Eric and I are both really into bread baking these days. It all started with this Light Wheat Sandwich Bread a couple months ago, and we’ve been hooked ever since. We’ve had bread starter on our counter for quite some time, and Eric has been taking such good care of it that we decided it needed a name (we chose Arthur, by the way). While I was away at BlogHer Food in Atlanta, Eric made rolls to take to a party. (Seriously, here’s his picture.) I couldn’t help but smile when I saw his tweet and the attached picture while I was sitting in one of the sessions. One of my friends jokingly told me that her boyfriend would be eating frozen meals if she wasn’t there to cook, but I can safely say Eric loves cooking so much that he does it even when I’m gone. On that note, I know I’m the only one that writes this blog, but Eric is as much a part of it as I am. He does quite a bit of cooking and works on behind the scenes stuff for the blog all the time. And hey, I wouldn’t have this cool last name/blog name if it weren’t for him. ;)

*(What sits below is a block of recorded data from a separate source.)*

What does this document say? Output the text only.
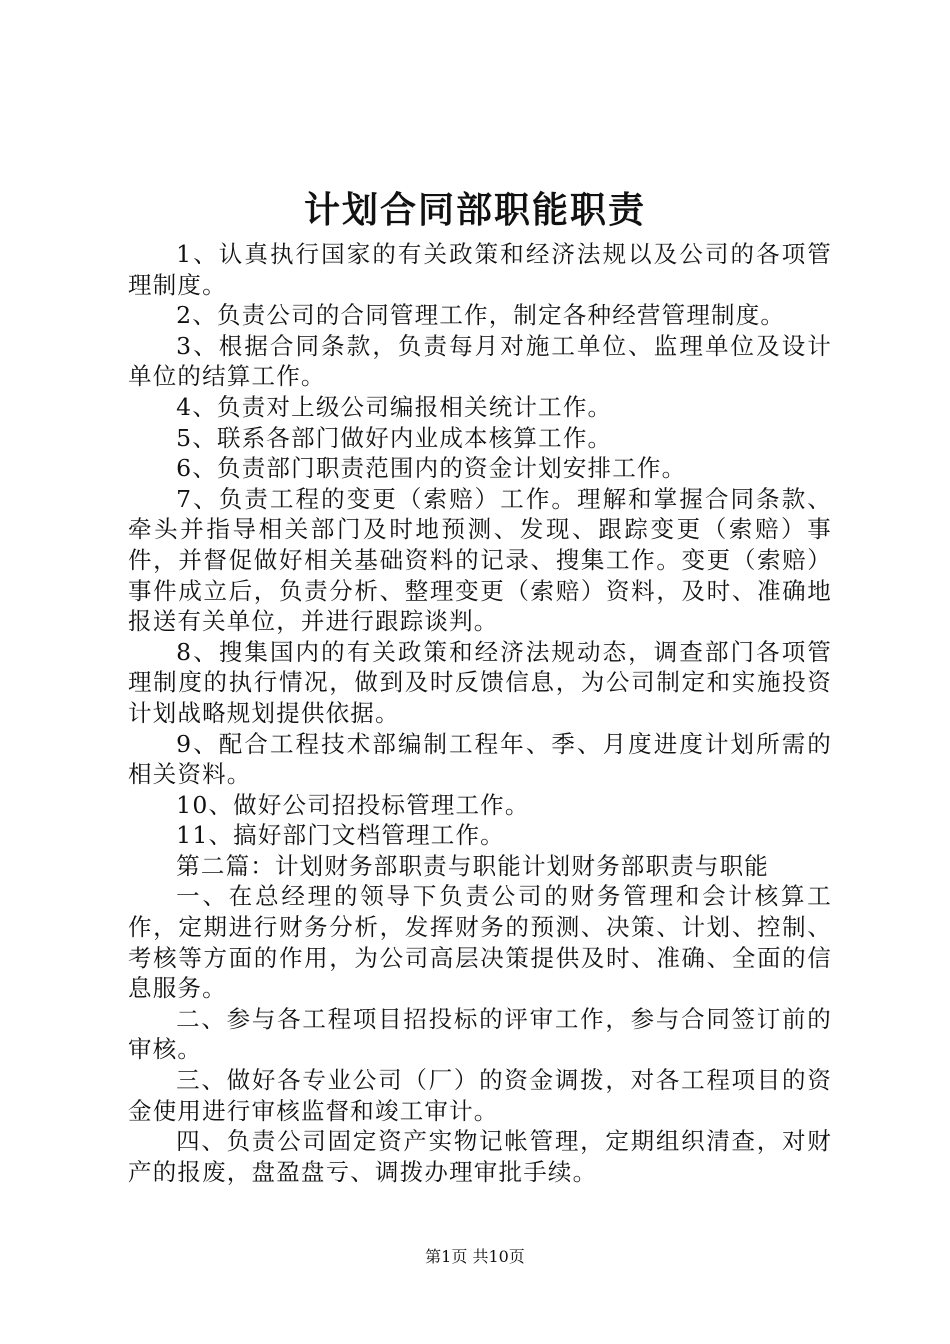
计划合同部职能职责

1、认真执行国家的有关政策和经济法规以及公司的各项管理制度。

2、负责公司的合同管理工作，制定各种经营管理制度。

3、根据合同条款，负责每月对施工单位、监理单位及设计单位的结算工作。

4、负责对上级公司编报相关统计工作。

5、联系各部门做好内业成本核算工作。

6、负责部门职责范围内的资金计划安排工作。

7、负责工程的变更（索赔）工作。理解和掌握合同条款、牵头并指导相关部门及时地预测、发现、跟踪变更（索赔）事件，并督促做好相关基础资料的记录、搜集工作。变更（索赔）事件成立后，负责分析、整理变更（索赔）资料，及时、准确地报送有关单位，并进行跟踪谈判。

8、搜集国内的有关政策和经济法规动态，调查部门各项管理制度的执行情况，做到及时反馈信息，为公司制定和实施投资计划战略规划提供依据。

9、配合工程技术部编制工程年、季、月度进度计划所需的相关资料。

10、做好公司招投标管理工作。

11、搞好部门文档管理工作。

第二篇：计划财务部职责与职能计划财务部职责与职能

一、在总经理的领导下负责公司的财务管理和会计核算工作，定期进行财务分析，发挥财务的预测、决策、计划、控制、考核等方面的作用，为公司高层决策提供及时、准确、全面的信息服务。

二、参与各工程项目招投标的评审工作，参与合同签订前的审核。

三、做好各专业公司（厂）的资金调拨，对各工程项目的资金使用进行审核监督和竣工审计。

四、负责公司固定资产实物记帐管理，定期组织清查，对财产的报废，盘盈盘亏、调拨办理审批手续。

第1页 共10页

Okay, back to the bread. This is just a basic recipe for hamburger buns, but you’ll be amazed at what a difference you’ll notice in taste when compared to store-bought ones. This recipe comes from The Bread Baker’s Apprentice, and it does not disappoint. This is one of the easiest breads we’ve made, and it doesn’t require a preferment like so many of Reinhart’s other recipes. The flavor comes from the enrichments added to the bread, namely butter, and for that reason a preferment is unnecessary. We made hamburger buns this time, but this recipe can also be used to make loaves, hotdog buns or dinner rolls with a couple slight changes in method. The buns are incredibly soft and airy and have a rich, buttery flavor. Reinhart mentions that it’s okay to substitute regular milk or even buttermilk for the powdered milk, but I have yet to try it. This substitution will cause the texture and flavor to vary slightly, and he recommends trying several variations to find your favorite. I already love this one so much that it may be a while before I try another version. If you’re thinking about cooking out this weekend, give these buns a try! They’ll make your hamburgers so much more special, and I have no doubt you’ll love this recipe as much as we do.
Soft White Hamburger Buns
4 3/4 cups (21.5 ounces) unbleached bread flour
1 1/2 teaspoons (.38 ounce) salt
1/4 cup (1.33 ounces) powdered milk
3 1/4 tablespoons (1.66 ounces) sugar
2 teaspoons (.22 ounce) instant yeast
1 large (1.65 ounces) egg
3 1/4 tablespoons (1.66 ounces) butter, melted or at room temperature
1 1/2 cups plus 1 tablespoon to 1 3/4 cups (13 to 14 ounces) water, at room temperature
1 egg, whisked with 1 tablespoon water until frothy, for egg wash
Sesame or poppy seeds, for garnish (optional)
In the bowl of an electric mixer fitted with the paddle attachment or in a 4-quart mixing bowl, stir together flour, salt, powdered milk, sugar and yeast. Add the egg, butter and 1 1/2 cups plus 1 tablespoon water. Stir or mix on low speed until the ingredients form a ball. If the dough is too stiff, very slowly add more water until the dough feels soft and supple.
Switch to the dough hook and knead at medium speed for about 6 minutes. Alternately, sprinkle a work surface with flour and knead for about 8 minutes, adding more flour if needed. The dough should be tacky but not sticky and register 80ºF. Lightly oil a large bowl and transfer the dough to it, turning to coat the dough with oil. Cover with plastic wrap and allow to rise at room temperature for 1 1/2 to 2 hours, until the dough has doubled in size.
Remove the dough and divide it into twelve 3-ounce pieces. Form each piece into a ball by stretching the outside of the dough and pinching underneath to seal it. This will help increase the surface tension on the top of the buns and hide any seams on the bottom. Allow to rest at room temperature for about 20 minutes. After the rest, gently press down on each ball to form the buns. Transfer the buns to a parchment lined sheet pan and lightly spray them with oil. Loosely cover with plastic wrap or a towel, and proof at room temperature for 60 to 90 minutes, or until the dough has nearly doubled in size.
Preheat oven to 400ºF. Brush the buns with egg wash and sprinkle with sesame or poppy seeds as desired. Bake for about 15 minutes, until the buns are golden brown and reach 180ºF in the center. Cool buns for at least 15 minutes on a wire rack before serving.
We’ve stored these buns in an airtight container at room temperature up to 1 day and found no decrease in quality. Additionally, they can be frozen in an airtight container and thawed at room temperature.